My chevy powered cub cadet is ready for pulling, it weighs in at 1500 bls.


----------



## Hoodoo Valley (Nov 14, 2006)

That's sick! How about some pictures Peter?


----------



## pogobill (Jan 31, 2012)

Is that the one you had last year, or have you a new one or made some changes? If it's the one I think it is, it's a wild looking beast. Throw some pictures up for us!
Cheers


----------



## Ken N Tx (Sep 20, 2003)

petervanhal said:


> My chevy powered cub cadet is ready for pulling, it weighs in at 1500 bls.


We want more info!!!!! edro:


----------



## petervanhal (Mar 6, 2011)

*my pulling tractor*

I biuld my cub cadet tractor last year made the frame 39 inches longer and wider in the middle to make room to install a 1967 chevy 283 also had to put it in backwords so it would run in the right direction, that was a big job biulding a clutch driver .
I am very happy the way it pulls took first place in the 1600 lbs. class.

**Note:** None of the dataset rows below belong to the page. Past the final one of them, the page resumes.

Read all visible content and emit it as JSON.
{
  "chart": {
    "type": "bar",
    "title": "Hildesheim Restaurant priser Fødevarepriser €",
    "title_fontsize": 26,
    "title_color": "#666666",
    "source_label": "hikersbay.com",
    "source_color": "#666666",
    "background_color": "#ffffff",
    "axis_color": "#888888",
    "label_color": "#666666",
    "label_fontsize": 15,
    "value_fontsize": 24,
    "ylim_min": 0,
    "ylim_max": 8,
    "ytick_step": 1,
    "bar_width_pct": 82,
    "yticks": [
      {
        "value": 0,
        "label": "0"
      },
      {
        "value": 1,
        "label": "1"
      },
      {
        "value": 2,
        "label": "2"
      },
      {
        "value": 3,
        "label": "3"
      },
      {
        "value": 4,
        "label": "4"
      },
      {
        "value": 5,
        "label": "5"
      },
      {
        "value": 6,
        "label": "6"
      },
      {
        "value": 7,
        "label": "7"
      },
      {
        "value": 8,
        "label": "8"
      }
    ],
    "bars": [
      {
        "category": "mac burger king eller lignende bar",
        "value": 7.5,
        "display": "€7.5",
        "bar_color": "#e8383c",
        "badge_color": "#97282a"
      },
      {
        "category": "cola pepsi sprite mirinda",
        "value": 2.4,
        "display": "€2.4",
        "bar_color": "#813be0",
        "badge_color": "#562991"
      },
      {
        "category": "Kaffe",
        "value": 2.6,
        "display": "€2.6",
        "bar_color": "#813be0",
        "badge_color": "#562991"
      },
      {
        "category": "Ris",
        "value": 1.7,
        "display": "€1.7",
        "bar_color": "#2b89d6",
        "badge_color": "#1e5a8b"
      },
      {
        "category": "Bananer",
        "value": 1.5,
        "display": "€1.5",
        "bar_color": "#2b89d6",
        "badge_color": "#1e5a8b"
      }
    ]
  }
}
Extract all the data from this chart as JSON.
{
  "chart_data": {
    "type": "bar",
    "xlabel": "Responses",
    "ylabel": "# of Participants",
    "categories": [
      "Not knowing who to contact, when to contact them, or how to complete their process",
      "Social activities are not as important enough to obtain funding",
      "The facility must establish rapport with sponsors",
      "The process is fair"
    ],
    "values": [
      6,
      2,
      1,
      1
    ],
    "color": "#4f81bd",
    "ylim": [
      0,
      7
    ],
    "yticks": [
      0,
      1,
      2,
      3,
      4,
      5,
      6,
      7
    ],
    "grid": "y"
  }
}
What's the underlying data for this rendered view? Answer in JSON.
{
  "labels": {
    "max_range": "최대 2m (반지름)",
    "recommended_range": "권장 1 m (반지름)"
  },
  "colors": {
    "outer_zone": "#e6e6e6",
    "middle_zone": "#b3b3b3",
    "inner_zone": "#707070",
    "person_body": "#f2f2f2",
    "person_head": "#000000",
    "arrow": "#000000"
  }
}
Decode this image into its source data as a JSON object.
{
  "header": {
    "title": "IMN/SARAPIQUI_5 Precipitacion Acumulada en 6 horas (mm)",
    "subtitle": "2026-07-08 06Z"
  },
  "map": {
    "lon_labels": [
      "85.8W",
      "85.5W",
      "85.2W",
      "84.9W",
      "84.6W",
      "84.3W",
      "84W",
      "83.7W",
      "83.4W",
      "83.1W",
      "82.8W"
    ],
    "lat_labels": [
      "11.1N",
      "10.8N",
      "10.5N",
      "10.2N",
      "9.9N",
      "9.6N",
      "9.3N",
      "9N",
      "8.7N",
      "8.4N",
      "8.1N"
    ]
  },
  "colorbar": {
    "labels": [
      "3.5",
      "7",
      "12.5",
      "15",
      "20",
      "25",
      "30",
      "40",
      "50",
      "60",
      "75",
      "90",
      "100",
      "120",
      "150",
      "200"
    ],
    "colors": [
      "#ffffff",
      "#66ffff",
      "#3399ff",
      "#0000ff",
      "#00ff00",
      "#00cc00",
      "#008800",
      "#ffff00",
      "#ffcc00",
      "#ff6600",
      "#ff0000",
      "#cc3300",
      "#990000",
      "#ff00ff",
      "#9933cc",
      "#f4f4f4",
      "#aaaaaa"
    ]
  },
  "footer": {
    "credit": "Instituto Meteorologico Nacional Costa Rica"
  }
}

I am now ready to look for a bike engine somewhere in the 650 cc with high rpms
to put in my other cub cadet i have hope to be able to run it next summer.


----------



## wjjones (May 28, 2010)

Nice job it looks like a mean little tractor.


----------



## petervanhal (Mar 6, 2011)

here are a few more pics. of my cub cadet


----------



## petervanhal (Mar 6, 2011)

wjjones said:


> Nice job it looks like a mean little tractor.


thank you.


----------



## Thomas (Nov 1, 2006)

SONOFGUN..now that's a beast.


----------



## 4SPEED (Nov 2, 2013)

Cool. Very cool. Any videos of it?


----------